Is there a particular reason you chose to set the film in the middle of the Baltic Sea?
The sea for me is a symbol of freedom. Because it’s infinite and whatever direction you look at, you see only the horizon. The Baltic Sea is very specific because a lot of different countries are located around it, different civilizations, languages, cultures. It is a Babylon.
Can you tell us more about the filming conditions on a ship?
One of the main problems were the constant pitching and seasickness of some of the actors and operator. Given that, we mostly used a hand-held camera which wasn’t easy. The second problem was that very quickly darkness was all around and we had to find solutions to make believe it was daytime. And last, but not least, the passengers of course, that interfered with our filming.
What is the song the social worker sings towards the end?
It is a folk Estonian song. A lullaby that mothers sing to their child. For me this song is very important because it is a memory of my childhood. It’s a gentle song that goes straight to your heart.

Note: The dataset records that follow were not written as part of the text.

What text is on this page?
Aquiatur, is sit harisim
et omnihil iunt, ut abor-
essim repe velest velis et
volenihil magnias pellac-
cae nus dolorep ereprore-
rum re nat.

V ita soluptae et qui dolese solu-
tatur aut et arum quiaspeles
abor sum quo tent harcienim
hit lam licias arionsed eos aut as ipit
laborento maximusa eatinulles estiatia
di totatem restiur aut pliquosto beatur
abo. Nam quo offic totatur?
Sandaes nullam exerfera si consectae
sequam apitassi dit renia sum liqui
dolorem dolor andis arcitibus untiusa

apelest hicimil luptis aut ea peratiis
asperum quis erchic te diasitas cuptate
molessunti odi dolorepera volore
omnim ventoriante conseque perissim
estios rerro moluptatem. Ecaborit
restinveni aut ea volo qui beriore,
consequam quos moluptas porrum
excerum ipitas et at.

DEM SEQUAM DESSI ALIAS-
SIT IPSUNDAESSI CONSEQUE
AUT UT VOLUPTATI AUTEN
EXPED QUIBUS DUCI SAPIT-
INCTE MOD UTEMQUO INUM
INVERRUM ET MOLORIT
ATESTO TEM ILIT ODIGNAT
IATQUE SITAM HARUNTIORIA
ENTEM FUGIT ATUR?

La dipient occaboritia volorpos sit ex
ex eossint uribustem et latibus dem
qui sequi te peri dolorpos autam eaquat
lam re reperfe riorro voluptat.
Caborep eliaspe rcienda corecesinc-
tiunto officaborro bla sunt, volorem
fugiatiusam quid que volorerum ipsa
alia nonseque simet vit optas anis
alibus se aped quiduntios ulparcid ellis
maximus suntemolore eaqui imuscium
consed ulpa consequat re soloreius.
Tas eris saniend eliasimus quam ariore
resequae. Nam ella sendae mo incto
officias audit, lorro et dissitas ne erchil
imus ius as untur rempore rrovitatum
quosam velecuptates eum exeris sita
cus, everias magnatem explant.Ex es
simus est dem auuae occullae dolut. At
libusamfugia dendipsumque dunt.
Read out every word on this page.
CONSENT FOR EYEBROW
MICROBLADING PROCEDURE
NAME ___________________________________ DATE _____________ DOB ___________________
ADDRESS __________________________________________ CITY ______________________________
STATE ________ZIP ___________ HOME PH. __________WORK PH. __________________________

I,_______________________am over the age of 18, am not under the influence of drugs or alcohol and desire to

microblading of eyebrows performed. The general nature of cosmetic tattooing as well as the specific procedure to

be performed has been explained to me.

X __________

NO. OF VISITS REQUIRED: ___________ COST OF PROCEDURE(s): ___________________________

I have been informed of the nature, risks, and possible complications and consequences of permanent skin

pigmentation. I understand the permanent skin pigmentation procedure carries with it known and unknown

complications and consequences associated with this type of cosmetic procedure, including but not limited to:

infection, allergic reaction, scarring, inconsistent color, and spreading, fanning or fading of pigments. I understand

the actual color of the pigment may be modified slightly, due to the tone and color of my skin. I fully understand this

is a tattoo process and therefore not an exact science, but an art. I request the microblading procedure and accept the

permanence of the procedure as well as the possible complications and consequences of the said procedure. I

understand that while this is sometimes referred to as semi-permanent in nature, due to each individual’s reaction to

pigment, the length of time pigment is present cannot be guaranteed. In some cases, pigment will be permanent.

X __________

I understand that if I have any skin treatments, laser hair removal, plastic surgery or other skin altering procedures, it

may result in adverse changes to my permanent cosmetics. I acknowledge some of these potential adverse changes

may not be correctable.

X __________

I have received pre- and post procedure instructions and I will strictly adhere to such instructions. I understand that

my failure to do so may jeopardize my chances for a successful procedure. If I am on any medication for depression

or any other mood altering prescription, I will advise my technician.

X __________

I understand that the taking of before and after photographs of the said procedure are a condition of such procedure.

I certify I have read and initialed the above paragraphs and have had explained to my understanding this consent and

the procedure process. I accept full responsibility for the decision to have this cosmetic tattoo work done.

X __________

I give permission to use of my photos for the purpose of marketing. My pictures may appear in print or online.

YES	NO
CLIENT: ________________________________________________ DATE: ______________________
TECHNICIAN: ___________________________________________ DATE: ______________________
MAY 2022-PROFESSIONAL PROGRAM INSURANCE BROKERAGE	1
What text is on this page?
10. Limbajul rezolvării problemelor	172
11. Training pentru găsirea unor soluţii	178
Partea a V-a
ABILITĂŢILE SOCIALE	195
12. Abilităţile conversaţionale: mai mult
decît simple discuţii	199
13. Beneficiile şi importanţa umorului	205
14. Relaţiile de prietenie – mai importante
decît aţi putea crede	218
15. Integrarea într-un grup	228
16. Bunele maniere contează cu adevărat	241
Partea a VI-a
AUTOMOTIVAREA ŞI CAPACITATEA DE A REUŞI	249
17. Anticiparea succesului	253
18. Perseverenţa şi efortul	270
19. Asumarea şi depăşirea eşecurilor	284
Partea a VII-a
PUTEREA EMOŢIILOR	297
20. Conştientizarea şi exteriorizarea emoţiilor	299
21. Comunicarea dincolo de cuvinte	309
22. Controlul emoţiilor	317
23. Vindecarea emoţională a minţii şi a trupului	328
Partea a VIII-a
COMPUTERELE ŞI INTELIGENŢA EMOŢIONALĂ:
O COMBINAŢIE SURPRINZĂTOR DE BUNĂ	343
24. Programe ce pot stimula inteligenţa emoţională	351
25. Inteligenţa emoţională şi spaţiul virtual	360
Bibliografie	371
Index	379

Is there a reason why you chose not to film the child and his mother?
If I hadn’t removed the clash between mother and child, the mystery of the child’s escape to another country would have disappeared.
What other ideas are you looking to explore in future work?
I’m used to not sharing my ideas until they’re realized.
Would you say that the short film format has given you any particular freedom?
For me, a short film is like a little fairy tale, like a poem. It seems to me that in a short film it is much more difficult to convey emotion. It’s harder to tell a story.
Mama was shown in International Competition.